Wen County, at the southern end of Gansu Province, is home to an ancient ethnic group with more than 5,800 people - the Baima people, descendants of the Di ethnic group. The Baima people have a unique language, special skin color, and different living styles from the Han people. Most experts and scholars call them the only "Chinese Baima people" in the country. The Baima ethnic group in Wen County has the surnames of Ban, Yu, Yang, Zhu and Cao. They are distributed in 10 natural villages including Meigong Mountain, Rugong Mountain and Qiangqu in Tielou Township, a place with deep mountain ravines and steep terrain. The Baima River cuts through the high mountains and turbulently flows through the territory. The Baima people built villages in the mountains on the river bank and engaged in agricultural production.
For more than two thousand years, the life of the Baima people has been based on agriculture, mostly eating corn, oats, buckwheat, potatoes, and mountain vegetables. Regardless of whether they are rich or poor, they all live in mud-walled houses. The Baima people call themselves "Dagabei" and their clothes are beautiful and interesting. The rich people's clothes are basically the same as those of the Han people, while the rest of the people wear colorful clothes and do not wear Chinese clothes. The man wears a "shaga" (a unique white felt hat) with golden pheasant feathers and white rooster feathers on it, white woven clothes and trousers, a belt around the waist, and leggings under the knees. Women usually wear long, tight-fitting robes with simple embroidery patterns on them. During festivals, they wear pleated skirts sewn with strips of various colors with complex and gorgeous patterns. They wear black sapas on their heads, braided with agate, and brown blouses with long sleeves. Colorful edging; silver-white fish bone pieces on the head and chest, a black apron around the waist, yellow, red, green, and orange colored belts swaying slightly in the wind, and earrings, bracelets, rings and other accessories that are shiny and strangely bright.

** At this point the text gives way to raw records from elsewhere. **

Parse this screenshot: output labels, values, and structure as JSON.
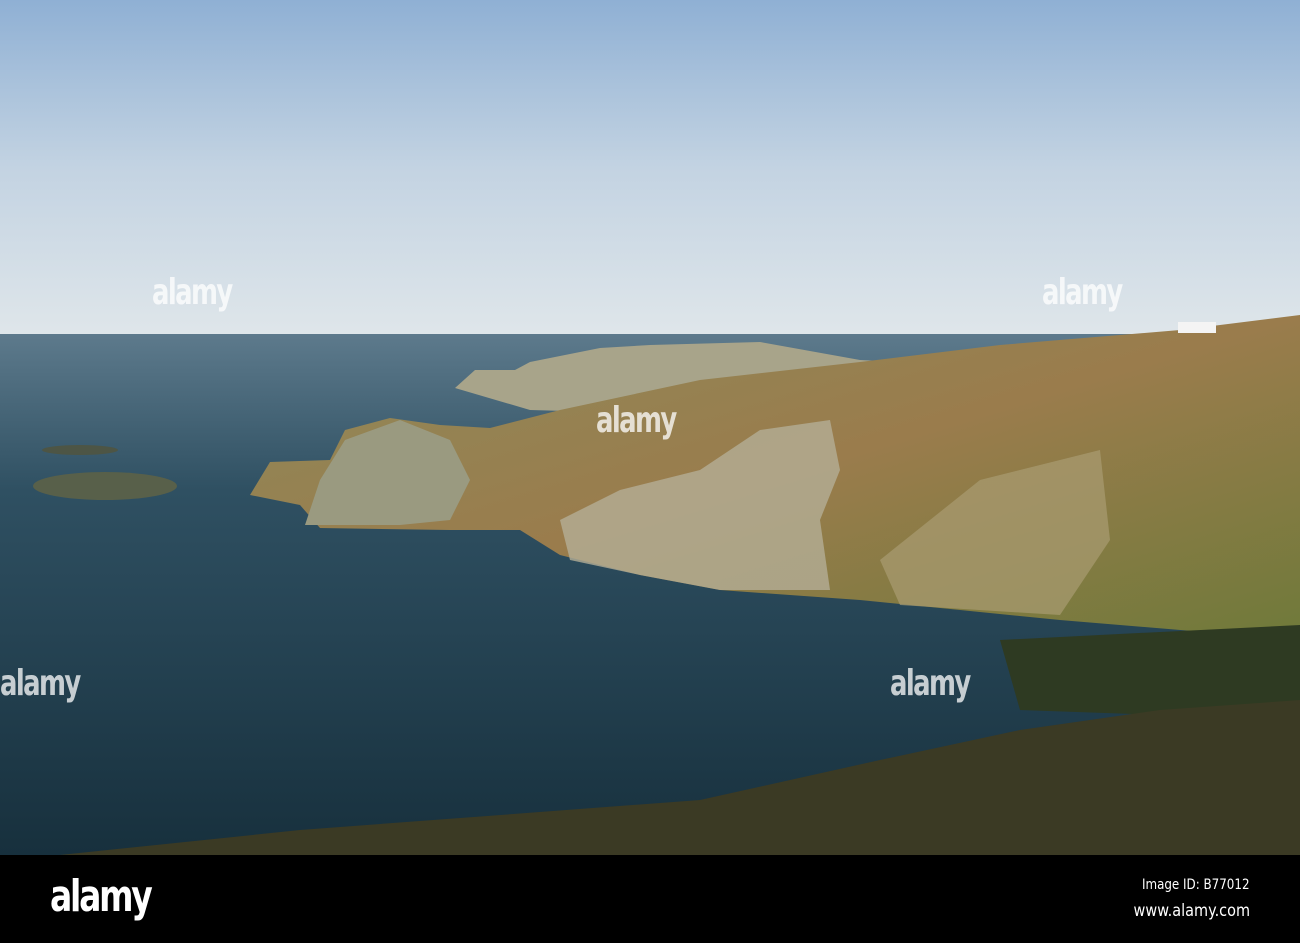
{
  "photo": {
    "subject": "coastal cliffs and sea",
    "colors": {
      "sky_top": "#8fb0d4",
      "sky_bottom": "#d9e3ea",
      "sea": "#1f3c4c",
      "cliff": "#8a8a5a",
      "heath": "#9a7a4a",
      "foreground": "#3a3a22"
    }
  },
  "watermark": {
    "text": "alamy"
  },
  "footer": {
    "logo": "alamy",
    "image_id": "Image ID: B77012",
    "website": "www.alamy.com"
  }
}
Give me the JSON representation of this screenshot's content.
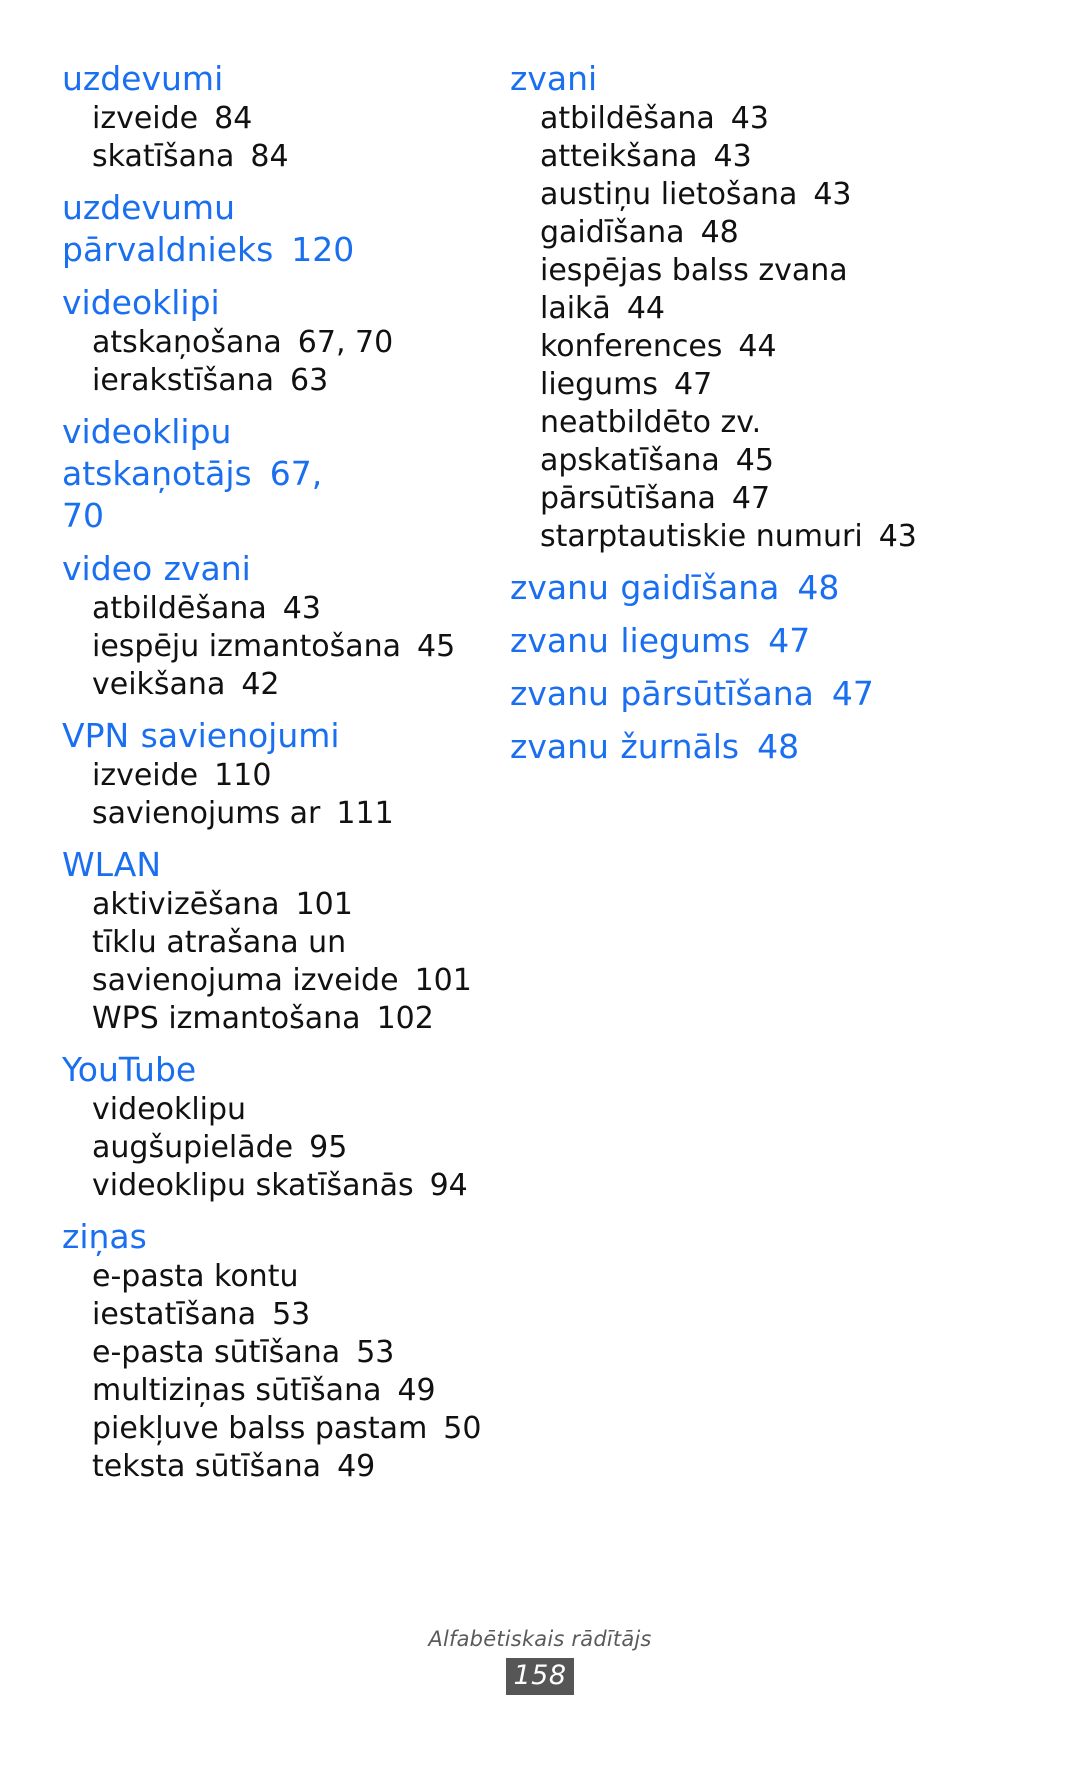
{
  "colors": {
    "heading_blue": "#1a6ff0",
    "body_black": "#111111",
    "footer_gray": "#5b5b5b",
    "page_box_bg": "#565656",
    "page_box_text": "#ffffff",
    "background": "#ffffff"
  },
  "footer": {
    "label": "Alfabētiskais rādītājs",
    "page_number": "158"
  },
  "left_column": {
    "entries": [
      {
        "type": "heading",
        "label": "uzdevumi",
        "page": ""
      },
      {
        "type": "sub",
        "label": "izveide",
        "page": "84"
      },
      {
        "type": "sub",
        "label": "skatīšana",
        "page": "84"
      },
      {
        "type": "heading",
        "label": "uzdevumu",
        "page": ""
      },
      {
        "type": "heading-cont",
        "label": "pārvaldnieks",
        "page": "120"
      },
      {
        "type": "heading",
        "label": "videoklipi",
        "page": ""
      },
      {
        "type": "sub",
        "label": "atskaņošana",
        "page": "67, 70"
      },
      {
        "type": "sub",
        "label": "ierakstīšana",
        "page": "63"
      },
      {
        "type": "heading",
        "label": "videoklipu atskaņotājs",
        "page": "67,"
      },
      {
        "type": "heading-cont",
        "label": "70",
        "page": ""
      },
      {
        "type": "heading",
        "label": "video zvani",
        "page": ""
      },
      {
        "type": "sub",
        "label": "atbildēšana",
        "page": "43"
      },
      {
        "type": "sub",
        "label": "iespēju izmantošana",
        "page": "45"
      },
      {
        "type": "sub",
        "label": "veikšana",
        "page": "42"
      },
      {
        "type": "heading",
        "label": "VPN savienojumi",
        "page": ""
      },
      {
        "type": "sub",
        "label": "izveide",
        "page": "110"
      },
      {
        "type": "sub",
        "label": "savienojums ar",
        "page": "111"
      },
      {
        "type": "heading",
        "label": "WLAN",
        "page": ""
      },
      {
        "type": "sub",
        "label": "aktivizēšana",
        "page": "101"
      },
      {
        "type": "sub",
        "label": "tīklu atrašana un",
        "page": ""
      },
      {
        "type": "sub-cont",
        "label": "savienojuma izveide",
        "page": "101"
      },
      {
        "type": "sub",
        "label": "WPS izmantošana",
        "page": "102"
      },
      {
        "type": "heading",
        "label": "YouTube",
        "page": ""
      },
      {
        "type": "sub",
        "label": "videoklipu",
        "page": ""
      },
      {
        "type": "sub-cont",
        "label": "augšupielāde",
        "page": "95"
      },
      {
        "type": "sub",
        "label": "videoklipu skatīšanās",
        "page": "94"
      },
      {
        "type": "heading",
        "label": "ziņas",
        "page": ""
      },
      {
        "type": "sub",
        "label": "e-pasta kontu",
        "page": ""
      },
      {
        "type": "sub-cont",
        "label": "iestatīšana",
        "page": "53"
      },
      {
        "type": "sub",
        "label": "e-pasta sūtīšana",
        "page": "53"
      },
      {
        "type": "sub",
        "label": "multiziņas sūtīšana",
        "page": "49"
      },
      {
        "type": "sub",
        "label": "piekļuve balss pastam",
        "page": "50"
      },
      {
        "type": "sub",
        "label": "teksta sūtīšana",
        "page": "49"
      }
    ]
  },
  "right_column": {
    "entries": [
      {
        "type": "heading",
        "label": "zvani",
        "page": ""
      },
      {
        "type": "sub",
        "label": "atbildēšana",
        "page": "43"
      },
      {
        "type": "sub",
        "label": "atteikšana",
        "page": "43"
      },
      {
        "type": "sub",
        "label": "austiņu lietošana",
        "page": "43"
      },
      {
        "type": "sub",
        "label": "gaidīšana",
        "page": "48"
      },
      {
        "type": "sub",
        "label": "iespējas balss zvana",
        "page": ""
      },
      {
        "type": "sub-cont",
        "label": "laikā",
        "page": "44"
      },
      {
        "type": "sub",
        "label": "konferences",
        "page": "44"
      },
      {
        "type": "sub",
        "label": "liegums",
        "page": "47"
      },
      {
        "type": "sub",
        "label": "neatbildēto zv.",
        "page": ""
      },
      {
        "type": "sub-cont",
        "label": "apskatīšana",
        "page": "45"
      },
      {
        "type": "sub",
        "label": "pārsūtīšana",
        "page": "47"
      },
      {
        "type": "sub",
        "label": "starptautiskie numuri",
        "page": "43"
      },
      {
        "type": "heading",
        "label": "zvanu gaidīšana",
        "page": "48"
      },
      {
        "type": "heading",
        "label": "zvanu liegums",
        "page": "47"
      },
      {
        "type": "heading",
        "label": "zvanu pārsūtīšana",
        "page": "47"
      },
      {
        "type": "heading",
        "label": "zvanu žurnāls",
        "page": "48"
      }
    ]
  }
}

The Baima people oppose intermarriage with foreigners. They all abide by a custom that marriages are usually arranged by parents. What they worship most are the sun god, fire god, grain god, mountain god and other primitive gods. Each village has different mountain gods with different names. The Baima people are good at singing and dancing, and their singing and dancing are basically taught by word of mouth and example. The most solemn of their festivals is the Spring Festival. The content of the festival is unique, such as bonfire night, "Chi Ge Day" sacrifice, torch greeting, fire ring dance, sending off the god of plague, etc. On the second day of the first lunar month, relatives of the same surname are reunited, and then they take turns hosting banquets to enhance unity within the clan. On the 15th and 16th of the first lunar month, men, women and children dressed in festive costumes gathered in villages and villages. During the day, men put on sheepskin coats and masks and danced the "Twelve Phases", which is simple, majestic, and rugged. The women gathered in a group and sang beautiful love songs and toasts. At night, every family brings firewood and lights a bonfire. Men, women, old and young hold hands and form a large circle around the blazing fire. In the simple and cheerful white horse music, they dance the cheerful "fire ring dance" and "circle dance". "Round Dance" makes the whole village become a sea of ??joy in dancing and singing.